Three models may have multiple applications in research, clinical and policy decision-making
THURSDAY, April 8 (HealthDay News) -- A newly developed set of risk models can accurately predict early mortality risk after percutaneous coronary intervention (PCI), and can be used to guide research, clinical decisions and policy making, according to research published online March 31 in the Journal of the American College of Cardiology.
Eric D. Peterson, M.D., of the Duke Clinical Research Institute in Durham, N.C., and colleagues assembled data from the National Cardiovascular Data Registry on 181,775 PCI procedures performed during 2004 to 2006. The researchers developed PCI mortality risk models based on pre-procedure and angiographic factors. They developed a "full" model that took account of all candidate variables; a "pre-cath" model that excluded angiographic information; and a simplified pre-cath model that excluded even more variables. The models were validated in two large cohorts.

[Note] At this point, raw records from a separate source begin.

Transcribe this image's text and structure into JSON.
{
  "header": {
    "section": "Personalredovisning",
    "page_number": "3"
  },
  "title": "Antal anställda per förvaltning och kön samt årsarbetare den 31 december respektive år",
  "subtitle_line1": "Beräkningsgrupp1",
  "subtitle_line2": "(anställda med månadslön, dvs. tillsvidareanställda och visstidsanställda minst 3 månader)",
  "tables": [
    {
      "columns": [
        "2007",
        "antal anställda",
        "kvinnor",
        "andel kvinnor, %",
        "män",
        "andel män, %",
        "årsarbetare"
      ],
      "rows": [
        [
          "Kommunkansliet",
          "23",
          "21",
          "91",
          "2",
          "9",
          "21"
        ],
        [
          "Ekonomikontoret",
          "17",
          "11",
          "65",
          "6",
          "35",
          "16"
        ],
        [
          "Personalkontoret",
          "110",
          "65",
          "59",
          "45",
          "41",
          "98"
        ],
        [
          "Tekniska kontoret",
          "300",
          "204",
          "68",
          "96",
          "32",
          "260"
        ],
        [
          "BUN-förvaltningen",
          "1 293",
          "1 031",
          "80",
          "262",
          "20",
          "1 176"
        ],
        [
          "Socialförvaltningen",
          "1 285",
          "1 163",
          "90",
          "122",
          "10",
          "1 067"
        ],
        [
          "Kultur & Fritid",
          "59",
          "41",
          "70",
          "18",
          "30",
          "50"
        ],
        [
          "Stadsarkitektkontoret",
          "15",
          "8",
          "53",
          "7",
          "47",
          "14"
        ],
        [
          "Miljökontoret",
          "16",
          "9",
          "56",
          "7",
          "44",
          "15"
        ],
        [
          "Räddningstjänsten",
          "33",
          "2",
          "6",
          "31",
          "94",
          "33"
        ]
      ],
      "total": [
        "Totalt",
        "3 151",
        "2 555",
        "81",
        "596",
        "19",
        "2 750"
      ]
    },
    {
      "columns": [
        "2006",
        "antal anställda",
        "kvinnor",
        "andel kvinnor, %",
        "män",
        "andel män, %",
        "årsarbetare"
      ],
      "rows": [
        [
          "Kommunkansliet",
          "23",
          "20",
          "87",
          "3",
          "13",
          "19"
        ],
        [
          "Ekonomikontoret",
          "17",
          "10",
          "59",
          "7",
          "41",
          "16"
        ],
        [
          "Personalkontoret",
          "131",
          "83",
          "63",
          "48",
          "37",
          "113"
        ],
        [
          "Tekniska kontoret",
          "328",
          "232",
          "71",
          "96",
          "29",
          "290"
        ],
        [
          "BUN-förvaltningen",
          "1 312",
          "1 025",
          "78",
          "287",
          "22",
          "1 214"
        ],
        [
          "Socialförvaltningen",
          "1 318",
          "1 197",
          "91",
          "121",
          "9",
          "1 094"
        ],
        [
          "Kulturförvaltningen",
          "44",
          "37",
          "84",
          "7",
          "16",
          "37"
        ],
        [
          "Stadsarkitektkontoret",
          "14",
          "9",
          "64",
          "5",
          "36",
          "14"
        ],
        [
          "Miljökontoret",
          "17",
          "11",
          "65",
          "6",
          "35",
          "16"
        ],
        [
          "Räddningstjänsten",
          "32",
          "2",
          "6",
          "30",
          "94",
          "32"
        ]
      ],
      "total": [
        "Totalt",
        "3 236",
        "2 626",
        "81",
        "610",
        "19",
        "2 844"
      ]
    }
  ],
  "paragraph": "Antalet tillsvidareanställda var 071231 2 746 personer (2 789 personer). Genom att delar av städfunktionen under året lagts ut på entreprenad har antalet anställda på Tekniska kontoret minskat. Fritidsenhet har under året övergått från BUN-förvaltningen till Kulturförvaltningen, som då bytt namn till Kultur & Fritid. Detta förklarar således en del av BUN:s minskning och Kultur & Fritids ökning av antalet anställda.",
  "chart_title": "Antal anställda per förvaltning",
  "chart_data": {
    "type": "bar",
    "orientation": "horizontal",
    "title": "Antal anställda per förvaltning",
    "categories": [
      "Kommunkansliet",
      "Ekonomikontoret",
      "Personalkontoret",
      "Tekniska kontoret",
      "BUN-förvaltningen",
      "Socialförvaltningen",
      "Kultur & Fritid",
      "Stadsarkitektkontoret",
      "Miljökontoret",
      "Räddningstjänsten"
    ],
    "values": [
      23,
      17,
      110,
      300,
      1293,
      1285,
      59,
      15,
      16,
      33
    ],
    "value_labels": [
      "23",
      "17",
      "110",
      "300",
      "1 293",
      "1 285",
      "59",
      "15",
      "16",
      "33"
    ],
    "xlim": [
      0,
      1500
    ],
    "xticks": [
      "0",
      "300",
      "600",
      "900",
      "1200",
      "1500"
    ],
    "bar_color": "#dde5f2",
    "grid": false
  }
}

The researchers found that in-hospital mortality in the PCI data set ranged from 0.65 percent for elective PCI to 4.81 percent for patients with ST-segment elevation myocardial infarction (STEMI). The full model, which included 21 clinical variables, performed well in assessing risk, and there was only a slight loss of accuracy when angiographic information was excluded for the pre-cath model. The simplified model included age, New York Heart Association functional class, STEMI versus no STEMI, renal function, chronic lung disease, peripheral vascular disease, cardiogenic shock and congestive heart failure.
"Risks for early mortality following PCI can be accurately predicted in contemporary practice. Incorporation of such risk tools should facilitate research, clinical decisions and policy applications," the authors write.
Several study authors reported financial ties to pharmaceutical or medical device companies or health plans.